Modelling talker intelligibility variation in a dialect-controlled corpus
McCloy, Daniel Robert
Wright, Richard A.
McGrath, August T. D.
MetadataShow full item record
In a newly created corpus of 3600 read sentences (20 talkers x 180 sentences), considerable variability in talker intelligibility has been found. This variability occurs despite rigorous attempts to ensure uniformity, including strict dialectal criteria in subject selection, speech style guidance with feedback during recording, and head-mounted microphones to ensure consistent signal-to-noise ratio.
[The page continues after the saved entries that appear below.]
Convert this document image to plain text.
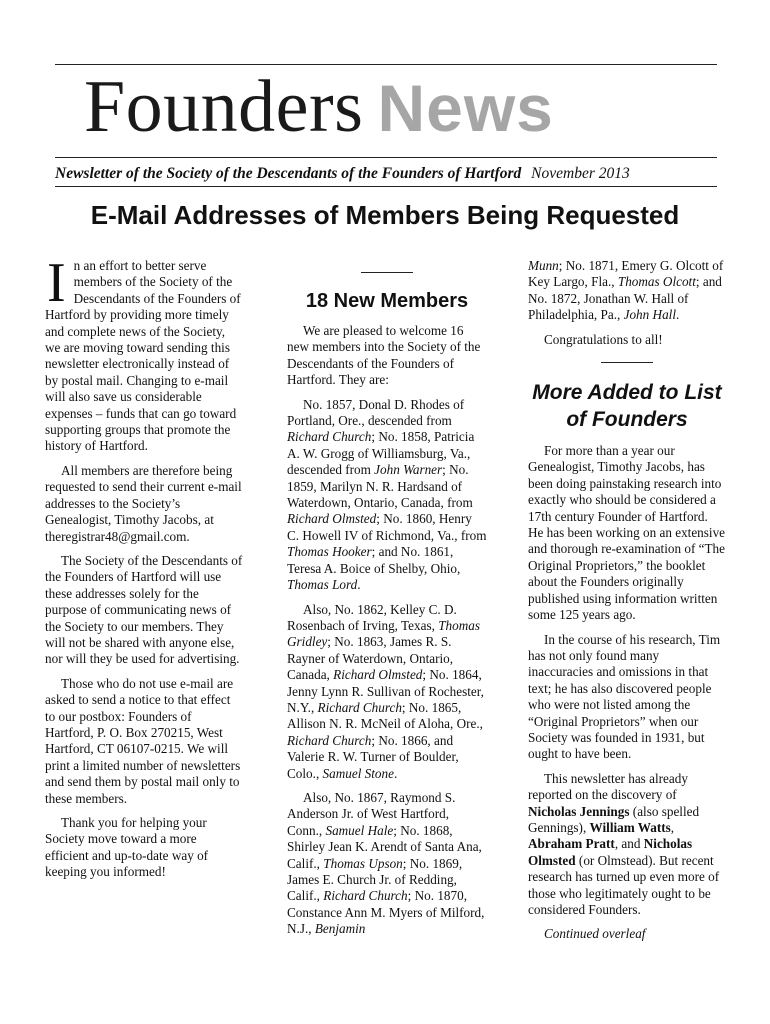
Founders News
Newsletter of the Society of the Descendants of the Founders of Hartford November 2013
E-Mail Addresses of Members Being Requested

In an effort to better serve members of the Society of the Descendants of the Founders of Hartford by providing more timely and complete news of the Society, we are moving toward sending this newsletter electronically instead of by postal mail. Changing to e-mail will also save us considerable expenses – funds that can go toward supporting groups that promote the history of Hartford.

All members are therefore being requested to send their current e-mail addresses to the Society’s Genealogist, Timothy Jacobs, at theregistrar48@gmail.com.

The Society of the Descendants of the Founders of Hartford will use these addresses solely for the purpose of communicating news of the Society to our members. They will not be shared with anyone else, nor will they be used for advertising.

Those who do not use e-mail are asked to send a notice to that effect to our postbox: Founders of Hartford, P. O. Box 270215, West Hartford, CT 06107-0215. We will print a limited number of newsletters and send them by postal mail only to these members.

Thank you for helping your Society move toward a more efficient and up-to-date way of keeping you informed!

18 New Members

We are pleased to welcome 16 new members into the Society of the Descendants of the Founders of Hartford. They are:

No. 1857, Donal D. Rhodes of Portland, Ore., descended from Richard Church; No. 1858, Patricia A. W. Grogg of Williamsburg, Va., descended from John Warner; No. 1859, Marilyn N. R. Hardsand of Waterdown, Ontario, Canada, from Richard Olmsted; No. 1860, Henry C. Howell IV of Richmond, Va., from Thomas Hooker; and No. 1861, Teresa A. Boice of Shelby, Ohio, Thomas Lord.

Also, No. 1862, Kelley C. D. Rosenbach of Irving, Texas, Thomas Gridley; No. 1863, James R. S. Rayner of Waterdown, Ontario, Canada, Richard Olmsted; No. 1864, Jenny Lynn R. Sullivan of Rochester, N.Y., Richard Church; No. 1865, Allison N. R. McNeil of Aloha, Ore., Richard Church; No. 1866, and Valerie R. W. Turner of Boulder, Colo., Samuel Stone.

Also, No. 1867, Raymond S. Anderson Jr. of West Hartford, Conn., Samuel Hale; No. 1868, Shirley Jean K. Arendt of Santa Ana, Calif., Thomas Upson; No. 1869, James E. Church Jr. of Redding, Calif., Richard Church; No. 1870, Constance Ann M. Myers of Milford, N.J., Benjamin

Munn; No. 1871, Emery G. Olcott of Key Largo, Fla., Thomas Olcott; and No. 1872, Jonathan W. Hall of Philadelphia, Pa., John Hall.

Congratulations to all!

More Added to List of Founders

For more than a year our Genealogist, Timothy Jacobs, has been doing painstaking research into exactly who should be considered a 17th century Founder of Hartford. He has been working on an extensive and thorough re-examination of “The Original Proprietors,” the booklet about the Founders originally published using information written some 125 years ago.

In the course of his research, Tim has not only found many inaccuracies and omissions in that text; he has also discovered people who were not listed among the “Original Proprietors” when our Society was founded in 1931, but ought to have been.

This newsletter has already reported on the discovery of Nicholas Jennings (also spelled Gennings), William Watts, Abraham Pratt, and Nicholas Olmsted (or Olmstead). But recent research has turned up even more of those who legitimately ought to be considered Founders.

Continued overleaf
Nonetheless, we observe dramatic differences in talker intelligibility when the sentences are presented to dialect-matched listeners in noise. We fit a series of linear mixed-effects models using several acoustic characteristics as fixed-effect predictors, with random effects terms controlling for both talker & listener variability. Results indicate that between-talker variability is captured by speech rate, vowel space expansion, and phonemic crowding. These three dimensions account for virtually all of the talker-related variance, obviating the need for a random effect for talker in the model.Vowel space expansion is found to be best captured by polygonal area (contra Bradlow et al 1996), and phonemic overlap is best captured by repulsive force (cf. Liljencrants & Lindblom 1972, Wright 2004). Results are discussed in relation to prior studies of intelligibility.